Комиссар госбезопасности
Михеев просяще раскинул руки:
— Юлия Викторовна! Коли встретились ненароком, чего уж… Давайте попросту, по-домашнему. Да и времени у меня в обрез… Посоветоваться зашел.
— Вот как? — посмотрелась она в зеркало, накидывая на плечи гарусный платок. — Вы считаете нужным советоваться с женами сотрудников?
— Иногда. Со временем у нас действительно туго. Так вы это по своему мужу знаете.
— Да, знаю и чувствую. — Она присела к столу напротив Михеева, уперев белые кулачки в подбородок. — Я слушаю вас.
— Вопрос у меня житейский, я бы сказал, очень даже деликатный. А мы впервые видим друг друга.

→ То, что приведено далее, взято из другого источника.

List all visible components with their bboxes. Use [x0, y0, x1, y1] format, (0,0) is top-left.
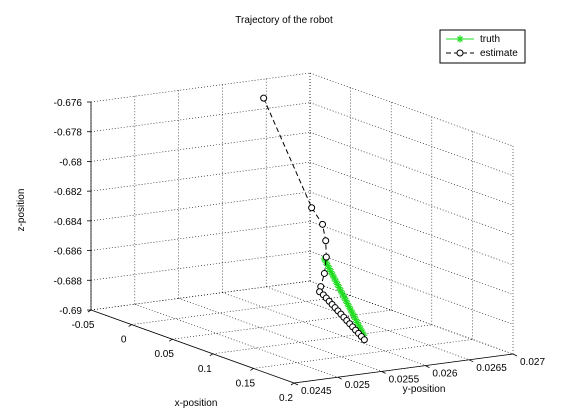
z-tick-label: -0.684 [54, 217, 83, 228]
back-grid-line-z [309, 132, 514, 206]
point-truth [352, 315, 360, 323]
y-tick-mark [337, 376, 342, 380]
x-tick-mark [250, 368, 254, 371]
y-tick-label: 0.0245 [301, 386, 332, 397]
floor-grid-line-x [131, 295, 351, 325]
side-grid-line-z [90, 161, 311, 192]
x-tick-mark [290, 382, 295, 386]
x-tick-label: 0 [121, 335, 127, 346]
z-axis-label: z-position [16, 189, 27, 232]
data-series [260, 94, 368, 344]
floor-grid-line-y [266, 286, 470, 361]
point-estimate [322, 237, 330, 245]
x-axis-line [90, 309, 295, 384]
tick-labels: -0.05 0 0.05 0.1 0.15 0.2 0.0245 0.025 0.0255 0.0… [54, 98, 546, 404]
side-grid-line-z [90, 72, 311, 103]
legend-estimate-marker [456, 49, 464, 57]
x-tick-label: 0.05 [154, 349, 174, 360]
back-grid-line-z [309, 191, 514, 266]
y-tick-label: 0.0265 [476, 363, 507, 374]
y-tick-label: 0.0255 [389, 374, 420, 385]
axis-lines [87, 101, 518, 386]
back-grid-line-z [309, 161, 514, 236]
x-tick-label: 0.1 [198, 364, 212, 375]
floor-grid-line-y [134, 303, 338, 378]
side-grid-line-z [90, 221, 311, 251]
side-grid-line-z [90, 191, 311, 222]
x-tick-mark [209, 353, 214, 357]
z-tick-label: -0.688 [54, 276, 83, 287]
point-estimate [322, 253, 330, 261]
legend: truth estimate [439, 29, 526, 64]
y-tick-mark [425, 365, 430, 368]
floor-grid-line-x [172, 309, 392, 340]
z-tick-label: -0.68 [59, 157, 82, 168]
y-tick-mark [469, 359, 474, 363]
back-grid-line-z [309, 72, 514, 147]
legend-box [439, 29, 526, 64]
floor-grid-line-y [222, 292, 426, 366]
point-estimate [308, 204, 316, 212]
point-estimate [260, 94, 268, 102]
side-grid-line-z [90, 280, 311, 311]
legend-truth-label: truth [480, 34, 500, 45]
x-tick-mark [128, 324, 132, 327]
y-tick-label: 0.026 [432, 369, 457, 380]
y-tick-mark [512, 353, 518, 357]
x-tick-label: -0.05 [72, 320, 95, 331]
back-grid-line-z [309, 102, 514, 176]
legend-truth-marker [456, 35, 464, 43]
y-tick-label: 0.027 [520, 357, 545, 368]
back-grid-line-z [309, 221, 514, 295]
floor-grid-line-x [212, 324, 432, 355]
y-tick-label: 0.025 [345, 380, 370, 391]
legend-truth-asterisk [456, 35, 464, 43]
x-axis-label: x-position [175, 398, 218, 409]
z-tick-label: -0.69 [59, 306, 82, 317]
y-tick-mark [293, 382, 299, 386]
legend-estimate-label: estimate [480, 48, 518, 59]
z-tick-label: -0.676 [54, 98, 83, 109]
y-axis-line [293, 353, 514, 384]
x-tick-mark [168, 338, 173, 342]
point-estimate [360, 336, 368, 344]
point-estimate [319, 220, 327, 228]
x-tick-label: 0.2 [279, 393, 293, 404]
x-tick-label: 0.15 [236, 378, 256, 389]
z-tick-label: -0.686 [54, 247, 83, 258]
side-grid-line-z [90, 102, 311, 133]
grid-lines [90, 72, 514, 384]
y-tick-mark [381, 371, 386, 374]
side-grid-line-z [90, 250, 311, 281]
floor-grid-line-x [253, 339, 473, 369]
side-grid-line-z [90, 132, 311, 162]
z-tick-label: -0.682 [54, 187, 83, 198]
chart-title: Trajectory of the robot [235, 15, 333, 26]
z-tick-label: -0.678 [54, 128, 83, 139]
y-axis-label: y-position [403, 384, 446, 395]
point-estimate [320, 269, 328, 277]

— Пожалуйста, не стесняйтесь. Вы же хотели попросту, — положила она руки на стол, словно этим жестом ликвидируя возникшее затруднение.
Глядя в ее глаза — ожидающие и настороженные, Михеев все же не решился спросить напрямую, как советовал Петров, а поинтересовался наводяще:
— Вам очень трудно… с нашим братом чекистом?
У Юлии Викторовны шевельнулись губы и застыли трубочкой, будто она удерживала в них леденец.
— Трудно ли? — повторила она, задумавшись. — Неучтиво отвечать вопросом на вопрос. Но мне хочется прежде узнать, спрашивали ли вы об этом свою жену?
Михеев поправил прядь волос, охотно выпалив:
— Неоднократно.
— И что же она говорила?
— Она отвечала так: «Не труднее, чем вам — нашим мужьям». И еще вот так: «Жены военных должны быть самоотверженными женщинами, особенно жены моряков, летчиков, чекистов… Как может быть одной семейной половине легко, когда другой — трудно! Надо уметь поровну делить трудности, чтобы обоим становилось легче».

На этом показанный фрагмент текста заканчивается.